ИВАН ЗАДОРАЖНЮК

От (гражданского) форума к (народному) фронту

Рецензия на книгу «ПУБЛИЦИСТИКА» НУЛЕВЫХ».

Свободная мысль 2011/№10

PDF файл

Первая посмертно вышедшая книга Д. Е. Фурмана продемонстрировала, что потеряла после его ухода отечественная политическая аналитика: уровень ее понизился едва ли не на полголовы. Почему так, и почему опирающийся на глубокие исторические обобщения, а также на убеждающие социологические и психологические наблюдения политический анализ был присущ только этому мыслителю? Ответ на этот вопрос мы и попытаемся дать в настоящей статье.

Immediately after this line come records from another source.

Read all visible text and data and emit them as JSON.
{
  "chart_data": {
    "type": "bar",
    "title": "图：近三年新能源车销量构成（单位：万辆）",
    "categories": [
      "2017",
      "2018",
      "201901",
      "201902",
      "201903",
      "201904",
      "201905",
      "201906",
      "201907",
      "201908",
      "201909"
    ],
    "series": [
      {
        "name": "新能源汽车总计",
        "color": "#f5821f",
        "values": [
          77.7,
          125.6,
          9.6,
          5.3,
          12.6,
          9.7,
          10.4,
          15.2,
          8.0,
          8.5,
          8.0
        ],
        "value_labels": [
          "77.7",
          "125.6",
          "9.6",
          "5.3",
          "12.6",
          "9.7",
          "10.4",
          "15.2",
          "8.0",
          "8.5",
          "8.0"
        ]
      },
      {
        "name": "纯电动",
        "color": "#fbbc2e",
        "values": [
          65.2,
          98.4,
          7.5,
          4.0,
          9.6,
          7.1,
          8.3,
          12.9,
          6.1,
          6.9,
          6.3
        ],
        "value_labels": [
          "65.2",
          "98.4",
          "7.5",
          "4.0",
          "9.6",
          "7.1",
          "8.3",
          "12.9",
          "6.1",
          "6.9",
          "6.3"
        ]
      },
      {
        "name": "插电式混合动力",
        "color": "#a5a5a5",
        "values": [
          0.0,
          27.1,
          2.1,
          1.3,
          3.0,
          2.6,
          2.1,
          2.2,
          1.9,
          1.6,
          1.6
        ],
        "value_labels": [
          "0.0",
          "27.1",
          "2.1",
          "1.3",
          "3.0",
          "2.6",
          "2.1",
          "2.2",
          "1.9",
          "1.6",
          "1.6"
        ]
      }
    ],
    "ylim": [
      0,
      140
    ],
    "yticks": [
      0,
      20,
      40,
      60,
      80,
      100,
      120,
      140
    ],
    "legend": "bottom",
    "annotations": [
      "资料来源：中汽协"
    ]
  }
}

Книга состоит из 68 статей, появившихся в изданиях в основном либеральной направленности. Две из них датируются 2001 годом, восемь — 2002-м, три — 2003-м, шесть — 2004-м, девять — 2005-м, одиннадцать (наибольшее число!) — 2006-м, шесть — 2007-м, девять — 2008-м, шесть — 2009-м и пять — 2010 годом. Наконец, на текущий год приходится три статьи. При этом ощущения калейдоскопичности или даже мозаичности не возникает: книга буквально «прошита» жизненно важными идеями и характеризуется четким видением вектора перемен в направлении того, что автор именует «реальной демократией» — в противовес «демократии имитационной» (это инкорпорированное им в политический анализ понятие — некий смысловой ключ ко всему содержанию книги, которым мало кто может пользоваться столь же эффективно). Если временной диапазон статей — десятилетие «нулевых», то пространственные координаты заданы пределами СНГ, страны которого до сих пор представляют собой некое единство, несмотря на острые (вплоть до кровавых столкновений) конфликты между ними и внутри них.

Естественно, в центре авторского поля зрения находится Россия — Россия после ухода с поста президента Б. Ельцина. По меткому выражению Л. Толстого (столь удачно подхваченному В. Лениным), в ней все опять перевернулось и снова укладывается. Остается добавить, что перманентность этих «переворачивания» и «укладывания» четко схвачена в поэтической метафоре Н. Коржавина:

Сторона моя родная Вот

уже который год

Расцветает, расцветает -И

никак не расцветет.

В числе этих так и не распустившихся «цветов» — незрелые политические партии и квазигражданские структуры, название двух из которых и вынесено в заглавие статьи.
Во второй статье книги — «Распад публичной политики» (конец 2001 года) — Фурманом упоминается «Гражданский форум» (аналогичная по названию организация выступила ключевым фактором перемены политического ландшафта в Чехословакии в конце 1980-х годов), знаменующий первую попытку некой кодификации всех, проправительственных и оппозиционных, движений с целью «упорядочивания» сферы публичной политики. Предполагались и прошли в его рамках встречи представителей некоммерческих организаций с руководителями государства; собирался подобный форум и при новом президенте в 2008-м. А в конце 2010 года название приватизировали классические правозащитники, переформатировав его следующим образом: Гражданский форум России — ЕС. Но где он сейчас, этот Форум для внутреннего употребления?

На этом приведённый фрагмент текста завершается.